Unlike his father, who died five years ago, Jack gets regularly tested for cancer and tries to spread awareness of the disease.

"There is no age limit (to getting prostate cancer)," Clark said. "When you're 50 years old, you should start getting checked. It saves lives, basically."

He said it hurt deeply to watch someone slip away when checkups could have averted heartbreak.

On the field, Clark is probably best known to Cardinals' fans as "Jack the Ripper," who crushed the first pitch he saw in the top of the ninth from Los Angeles Dodgers reliever Tom Niedenfuer over the left-field fence for a three-run homer in Game 6 of the 1985 National League Championship Series, sending St. Louis to the World Series. With runners on second and third and two outs, Dodgers manager Tommy Lasorda may spend all of eternity wondering why he didn't walk Clark and pitch to Andy Van Slyke, who had not yet blossomed.

"That was my favorite swing and my most important hit," said Clark, a four-time All-Star who hit 340 home runs in his career. "He was trying to get an early strike and I didn't miss. It was payback for all those years I spent in San Francisco. Ken Dayley closed it out and we went to the World Series."

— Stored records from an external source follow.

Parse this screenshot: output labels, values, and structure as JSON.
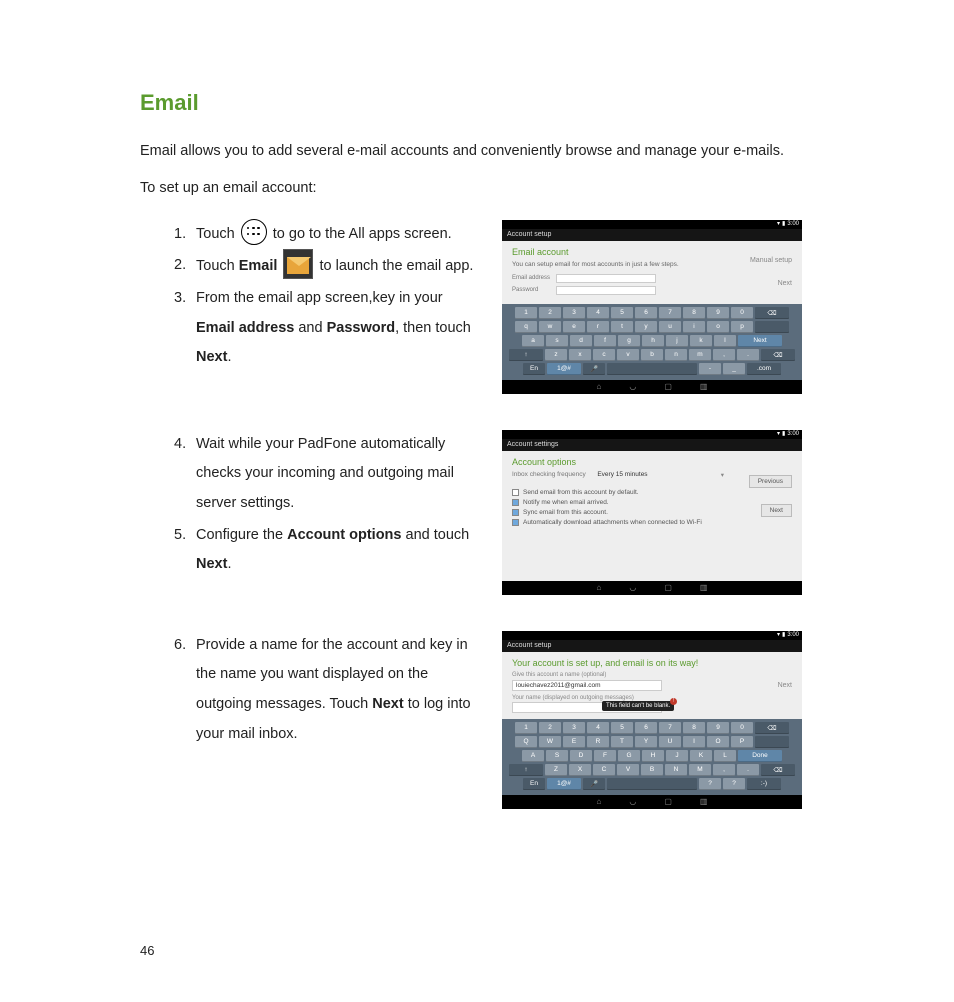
{
  "page_number": "46",
  "title": "Email",
  "intro": "Email allows you to add several e-mail accounts and conveniently browse and manage your e-mails.",
  "setup_line": "To set up an email account:",
  "steps": {
    "s1_a": "Touch ",
    "s1_b": " to go to the All apps screen.",
    "s2_a": "Touch ",
    "s2_bold": "Email",
    "s2_b": " to launch the email app.",
    "s3_a": "From the email app screen,key in your ",
    "s3_bold1": "Email address",
    "s3_mid": " and ",
    "s3_bold2": "Password",
    "s3_b": ", then  touch ",
    "s3_bold3": "Next",
    "s3_end": ".",
    "s4": "Wait while your PadFone automatically checks your incoming and outgoing mail server settings.",
    "s5_a": "Configure the ",
    "s5_bold1": "Account options",
    "s5_b": " and touch ",
    "s5_bold2": "Next",
    "s5_end": ".",
    "s6_a": "Provide a name for the account and key in the name you want displayed on the outgoing messages. Touch ",
    "s6_bold": "Next",
    "s6_b": " to log into your mail inbox."
  },
  "shot1": {
    "app_title": "Account setup",
    "panel_title": "Email account",
    "panel_sub": "You can setup email for most accounts in just a few steps.",
    "label_email": "Email address",
    "label_password": "Password",
    "btn_manual": "Manual setup",
    "btn_next": "Next",
    "status_time": "3:00",
    "kb": {
      "row1": [
        "1",
        "2",
        "3",
        "4",
        "5",
        "6",
        "7",
        "8",
        "9",
        "0"
      ],
      "row2": [
        "q",
        "w",
        "e",
        "r",
        "t",
        "y",
        "u",
        "i",
        "o",
        "p"
      ],
      "row3": [
        "a",
        "s",
        "d",
        "f",
        "g",
        "h",
        "j",
        "k",
        "l"
      ],
      "row3_side": "Next",
      "row4_left": "↑",
      "row4": [
        "z",
        "x",
        "c",
        "v",
        "b",
        "n",
        "m",
        ",",
        "."
      ],
      "row4_right": "⌫",
      "row5": [
        "En",
        "1@#",
        "🎤",
        "",
        "-",
        "_",
        ".com"
      ]
    }
  },
  "shot2": {
    "app_title": "Account settings",
    "panel_title": "Account options",
    "freq_label": "Inbox checking frequency",
    "freq_value": "Every 15 minutes",
    "btn_prev": "Previous",
    "btn_next": "Next",
    "opt1": "Send email from this account by default.",
    "opt2": "Notify me when email arrived.",
    "opt3": "Sync email from this account.",
    "opt4": "Automatically download attachments when connected to Wi-Fi",
    "status_time": "3:00"
  },
  "shot3": {
    "app_title": "Account setup",
    "panel_title": "Your account is set up, and email is on its way!",
    "label1": "Give this account a name (optional)",
    "value1": "louiechavez2011@gmail.com",
    "label2": "Your name (displayed on outgoing messages)",
    "btn_next": "Next",
    "tooltip": "This field can't be blank.",
    "status_time": "3:00",
    "kb": {
      "row1": [
        "1",
        "2",
        "3",
        "4",
        "5",
        "6",
        "7",
        "8",
        "9",
        "0"
      ],
      "row2": [
        "Q",
        "W",
        "E",
        "R",
        "T",
        "Y",
        "U",
        "I",
        "O",
        "P"
      ],
      "row3": [
        "A",
        "S",
        "D",
        "F",
        "G",
        "H",
        "J",
        "K",
        "L"
      ],
      "row3_side": "Done",
      "row4_left": "↑",
      "row4": [
        "Z",
        "X",
        "C",
        "V",
        "B",
        "N",
        "M",
        ",",
        "."
      ],
      "row4_right": "⌫",
      "row5": [
        "En",
        "1@#",
        "🎤",
        "",
        "?",
        "?",
        ":-)"
      ]
    }
  },
  "nav_icons": [
    "⌂",
    "◁",
    "▢",
    "▢▢"
  ]
}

Clark, who still resides in St. Louis, said he is asked about his famous home run once or twice or even five to 10 times a day, depending on where he travels around the city. He said he could "write a book" about people telling him where they were and what they were doing when he hit his homer.

"Everybody knows where they were, whether they were in school or in the military or on a boat in Japan," Clark said.

He appreciates St. Louis' baseball history and how well fans treat the Cardinals. "When I was here, Cesar Cedeno also did things that were very special," Clark said. "When Lance Berkman went to the Yankees (last year), people thought his career was over."

But special things can happen when a player puts on a uniform with the bird and bat on the front, Clark said.

He is part of a postgame radio show on St. Louis' KTRS 550 AM, which is streamed on the Internet. In 2010 and '11, Clark was a part-time analyst on Fox Sports Midwest (FSM), which carries most of the Cardinals' television broadcasts. But he left FSM last September.

Clark said it was a combination of things, including ripping the team on the radio for a "pathetic effort" as they fell apart down the stretch. He also criticized St. Louis for hiring Mark McGwire as hitting instructor because McGwire admitted using steroids as a player.

"There wasn't enough work and there wasn't enough money for what they were asking me to do," Clark said. "McGwire did steroids and you don't get a free pass from me about steroids (as a player from the pre-steroid era). I'm not hypocritical."

As former manager of the River City Rascals in 1999 and later a member of their coaching staff, Clark is familiar with Bosse Field. He pointed out that other former Cardinals greats such as Bob Gibson and Ozzie Smith have come to Evansville to raise prostate cancer awareness.

"We can beat prostate cancer by simply putting our pride aside and doing what is best for our health," Clark said.